The Basic Fundamentals


Water Conservation: Begin your planning around this one main feature of xeriscaping. Research the drought-resistant and native plants common to your area. Know what the annual precipitation is for your area and how it is spread throughout the season.

Plan your garden on paper by noting the north, south, east and west and any features that may affect your planting choices. For instance are there any large shade trees, or areas that receive more sun than others. On hot, dry areas facing the south and west, use plants that require less moisture. For north and east-facing slopes, choose plants that need more water.

Take note of the shape of the land and the drainage patterns. Plan areas of run off to flow toward plants that require more watering.

Allow areas for seating, and walkways. Plan larger trees, ornamental grasses, and shrubs for extra shade, privacy or sound proofing. They also reduce evaporation by blocking the wind and keeping the soil cool.

Soil Improvement: Ideally, your soil in this type of landscape will do two things – provide quick drainage and store water at the same time. You can do this by improving your soil quality with mulch and compost. If you have soil with a high alkaline (pH) and low phosphorous content, the addition of bonemeal and rock phosphate can help.

Mulch should also be spread to retain moisture, keep the soil cool and block out weeds.

Limit Grass Areas: While you want some grass these areas should be limited due to their high maintenance and high moisture requirements. Wherever possible plant water-saving varieties of lawn seed. Consider converting existing lawn areas to rock gardens, or patio.

Use Proper Plants: Native plants are the best choices for drought resistance and low maintenance.
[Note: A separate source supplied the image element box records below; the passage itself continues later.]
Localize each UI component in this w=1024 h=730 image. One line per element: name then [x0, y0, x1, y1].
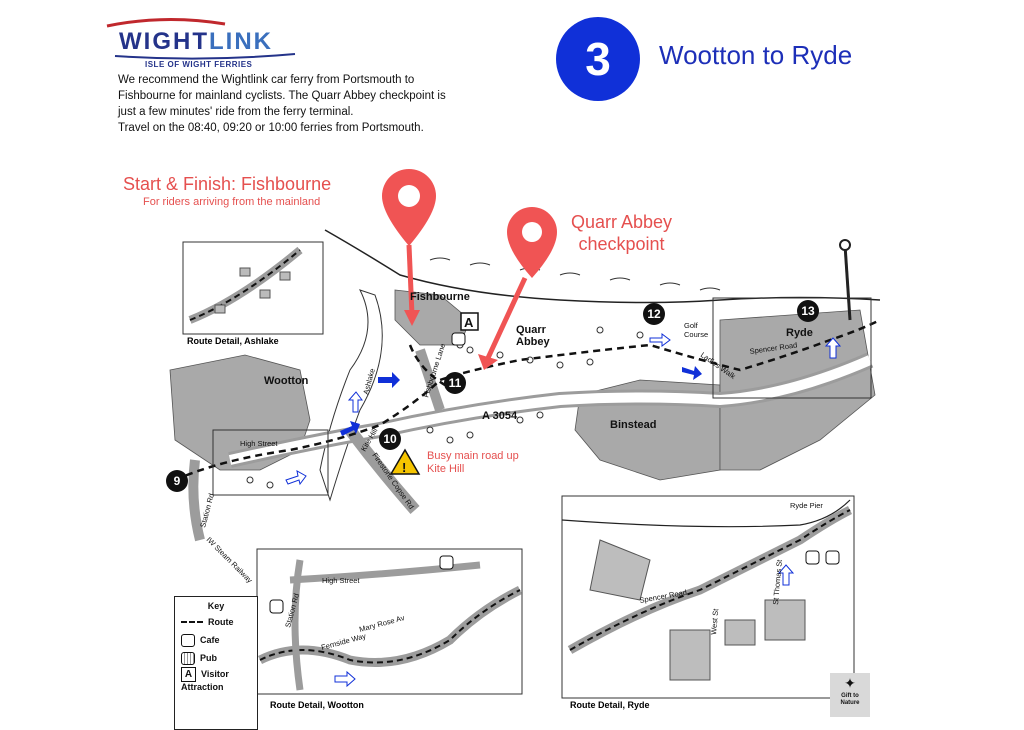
- warning-line2: Kite Hill: [427, 463, 465, 475]
- intro-line: Travel on the 08:40, 09:20 or 10:00 ferr…: [118, 122, 424, 134]
- checkpoint-marker-13: 13: [797, 300, 819, 322]
- checkpoint-marker-9: 9: [166, 470, 188, 492]
- logo-underline-icon: [114, 53, 296, 60]
- svg-text:A: A: [464, 315, 474, 330]
- logo-wordmark: WIGHTLINK: [119, 28, 273, 56]
- wightlink-logo: WIGHTLINK ISLE OF WIGHT FERRIES: [105, 16, 305, 69]
- place-abbey: Abbey: [516, 336, 551, 348]
- map-key: Key Route Cafe Pub A Visitor Attraction: [174, 596, 258, 730]
- logo-tagline: ISLE OF WIGHT FERRIES: [145, 60, 253, 69]
- attraction-a-icon: A: [181, 666, 196, 682]
- wootton-creek: [319, 289, 383, 502]
- start-subtitle: For riders arriving from the mainland: [143, 196, 321, 208]
- key-label-cafe: Cafe: [200, 635, 220, 645]
- place-course: Course: [684, 330, 708, 339]
- checkpoint-marker-12: 12: [643, 303, 665, 325]
- checkpoint-marker-10: 10: [379, 428, 401, 450]
- key-label-pub: Pub: [200, 653, 217, 663]
- place-wootton: Wootton: [264, 375, 309, 387]
- inset-high-street: High Street: [322, 576, 360, 585]
- logo-swoosh-icon: [106, 17, 226, 28]
- sea-texture: [429, 257, 721, 291]
- place-binstead: Binstead: [610, 419, 656, 431]
- pub-icon: [439, 555, 454, 570]
- logo-word-part2: LINK: [208, 28, 273, 55]
- intro-line: Fishbourne for mainland cyclists. The Qu…: [118, 90, 446, 102]
- pint-icon: [181, 651, 195, 665]
- checkpoint-line1: Quarr Abbey: [571, 212, 673, 232]
- caption-wootton: Route Detail, Wootton: [270, 700, 364, 710]
- intro-line: just a few minutes' ride from the ferry …: [118, 106, 354, 118]
- pub-icon: [269, 599, 284, 614]
- bird-icon: ✦: [844, 675, 856, 691]
- ryde-pier: [843, 244, 852, 321]
- caption-ryde: Route Detail, Ryde: [570, 700, 650, 710]
- intro-line: We recommend the Wightlink car ferry fro…: [118, 74, 415, 86]
- key-label-visitor: Visitor: [201, 669, 229, 679]
- wootton-detail-outline: [212, 429, 329, 496]
- road-a3054: A 3054: [482, 410, 518, 422]
- gift-to-nature-badge: ✦ Gift to Nature: [830, 673, 870, 717]
- route-number-badge: 3: [556, 17, 640, 101]
- dashed-line-icon: [181, 621, 203, 623]
- fishbourne-lane: [415, 348, 445, 412]
- checkpoint-label: Quarr Abbey checkpoint: [571, 211, 672, 255]
- warning-icon: !: [389, 448, 421, 475]
- fishbourne-pin-icon: [381, 168, 436, 326]
- credit-line1: Gift to: [841, 693, 859, 699]
- street-high-street: High Street: [240, 439, 278, 448]
- place-quarr: Quarr: [516, 324, 547, 336]
- checkpoint-marker-11: 11: [444, 372, 466, 394]
- start-title: Start & Finish: Fishbourne: [123, 174, 332, 194]
- inset-ryde-pier: Ryde Pier: [790, 501, 823, 510]
- intro-text: We recommend the Wightlink car ferry fro…: [118, 72, 478, 136]
- key-row-attraction-2: Attraction: [181, 681, 251, 693]
- key-label-route: Route: [208, 617, 234, 627]
- key-label-attraction: Attraction: [181, 682, 224, 692]
- place-ryde: Ryde: [786, 327, 813, 339]
- route-title: Wootton to Ryde: [659, 40, 853, 70]
- place-golf: Golf: [684, 321, 699, 330]
- place-fishbourne: Fishbourne: [410, 291, 470, 303]
- cafe-icon: [805, 550, 820, 565]
- key-row-cafe: Cafe: [181, 631, 251, 649]
- caption-ashlake: Route Detail, Ashlake: [187, 336, 279, 346]
- station-rd: [188, 459, 205, 542]
- street-railway: IW Steam Railway: [205, 535, 255, 585]
- cafe-icon: [451, 332, 466, 346]
- svg-text:!: !: [402, 460, 406, 475]
- attraction-a-icon: A: [460, 312, 479, 331]
- kite-hill-road: [345, 426, 420, 514]
- key-row-route: Route: [181, 613, 251, 631]
- logo-word-part1: WIGHT: [119, 28, 209, 55]
- ryde-detail-outline: [712, 297, 872, 399]
- key-row-pub: Pub: [181, 649, 251, 667]
- key-row-attraction: A Visitor: [181, 666, 251, 682]
- warning-text: Busy main road up Kite Hill: [427, 450, 519, 476]
- key-title: Key: [207, 601, 225, 611]
- direction-arrows: [285, 333, 842, 688]
- warning-line1: Busy main road up: [427, 450, 519, 462]
- street-station-rd: Station Rd: [198, 492, 216, 528]
- inset-west-st: West St: [709, 607, 720, 635]
- checkpoint-line2: checkpoint: [578, 234, 665, 254]
- credit-line2: Nature: [840, 700, 860, 706]
- inset-st-thomas: St Thomas St: [771, 558, 784, 605]
- pub-icon: [825, 550, 840, 565]
- route-to-fishbourne: [408, 344, 446, 387]
- quarr-abbey-pin-icon: [478, 207, 557, 370]
- cup-icon: [181, 633, 195, 647]
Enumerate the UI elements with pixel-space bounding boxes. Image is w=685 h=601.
Consider the size of the plant upon maturity and whether it will require pruning or pest treatment. Keep plants with similar needs together. Don't plant drought resistant varieties side by side with those that require regular watering.
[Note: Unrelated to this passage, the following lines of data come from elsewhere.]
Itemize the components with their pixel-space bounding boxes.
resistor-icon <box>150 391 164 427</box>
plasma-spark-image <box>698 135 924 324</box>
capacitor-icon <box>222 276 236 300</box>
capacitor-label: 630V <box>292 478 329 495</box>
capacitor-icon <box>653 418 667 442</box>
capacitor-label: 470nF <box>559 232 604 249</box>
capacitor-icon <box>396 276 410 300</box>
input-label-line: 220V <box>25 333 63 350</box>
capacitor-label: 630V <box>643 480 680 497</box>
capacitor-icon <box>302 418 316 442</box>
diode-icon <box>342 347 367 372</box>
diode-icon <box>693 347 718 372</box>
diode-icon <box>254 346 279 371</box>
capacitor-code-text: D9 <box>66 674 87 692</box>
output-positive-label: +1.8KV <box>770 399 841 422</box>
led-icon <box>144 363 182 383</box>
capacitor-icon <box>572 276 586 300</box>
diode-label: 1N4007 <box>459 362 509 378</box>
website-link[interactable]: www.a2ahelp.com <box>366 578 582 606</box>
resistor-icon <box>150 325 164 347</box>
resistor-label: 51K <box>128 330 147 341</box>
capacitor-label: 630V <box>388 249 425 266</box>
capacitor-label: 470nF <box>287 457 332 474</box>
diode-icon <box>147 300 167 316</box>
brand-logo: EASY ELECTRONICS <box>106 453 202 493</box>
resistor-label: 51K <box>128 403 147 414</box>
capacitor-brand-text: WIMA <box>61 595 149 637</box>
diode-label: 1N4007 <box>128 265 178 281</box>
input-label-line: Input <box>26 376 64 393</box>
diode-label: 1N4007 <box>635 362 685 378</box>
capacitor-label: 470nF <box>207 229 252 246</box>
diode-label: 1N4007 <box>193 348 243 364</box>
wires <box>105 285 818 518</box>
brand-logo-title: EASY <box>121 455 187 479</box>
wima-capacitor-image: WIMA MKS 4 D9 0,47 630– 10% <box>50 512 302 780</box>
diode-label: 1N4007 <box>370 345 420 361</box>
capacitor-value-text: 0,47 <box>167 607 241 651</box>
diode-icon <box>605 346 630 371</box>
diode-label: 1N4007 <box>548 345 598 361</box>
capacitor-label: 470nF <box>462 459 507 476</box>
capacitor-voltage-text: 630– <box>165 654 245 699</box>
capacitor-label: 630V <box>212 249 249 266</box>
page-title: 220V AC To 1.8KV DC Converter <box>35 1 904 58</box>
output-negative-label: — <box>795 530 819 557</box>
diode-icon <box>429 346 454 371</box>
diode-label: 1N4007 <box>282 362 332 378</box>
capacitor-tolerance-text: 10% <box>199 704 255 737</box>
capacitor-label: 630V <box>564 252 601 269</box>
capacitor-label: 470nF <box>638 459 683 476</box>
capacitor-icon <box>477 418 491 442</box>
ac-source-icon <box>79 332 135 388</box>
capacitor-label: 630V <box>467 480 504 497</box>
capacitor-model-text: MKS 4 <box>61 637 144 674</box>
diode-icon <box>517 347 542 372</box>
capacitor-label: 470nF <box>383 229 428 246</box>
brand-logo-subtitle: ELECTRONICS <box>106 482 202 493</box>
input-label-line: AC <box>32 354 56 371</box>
Irrigation: Use drip irrigation systems or soaker hoses for regular watering. They prevent over watering and are less prone to evaporation than sprinkler methods. Don't waste your rainwater. Set up some rain barrels and use them with your irrigation system, or direct your drain spouts towards plants that require more watering.

Water plants just to the point of seeing runoff, allow the lawn to absorb the water and then resume when needed.

Put your irrigation system on a timer and set for early morning waterings, before it starts to get hot.

Maintenance: Although there is much less maintenance required in tending a xeriscape garden, it is important to stay on top of any weeds that do pop up and ensure your garden is fertilized regularly. Pick off faded flowers to extend blooming times.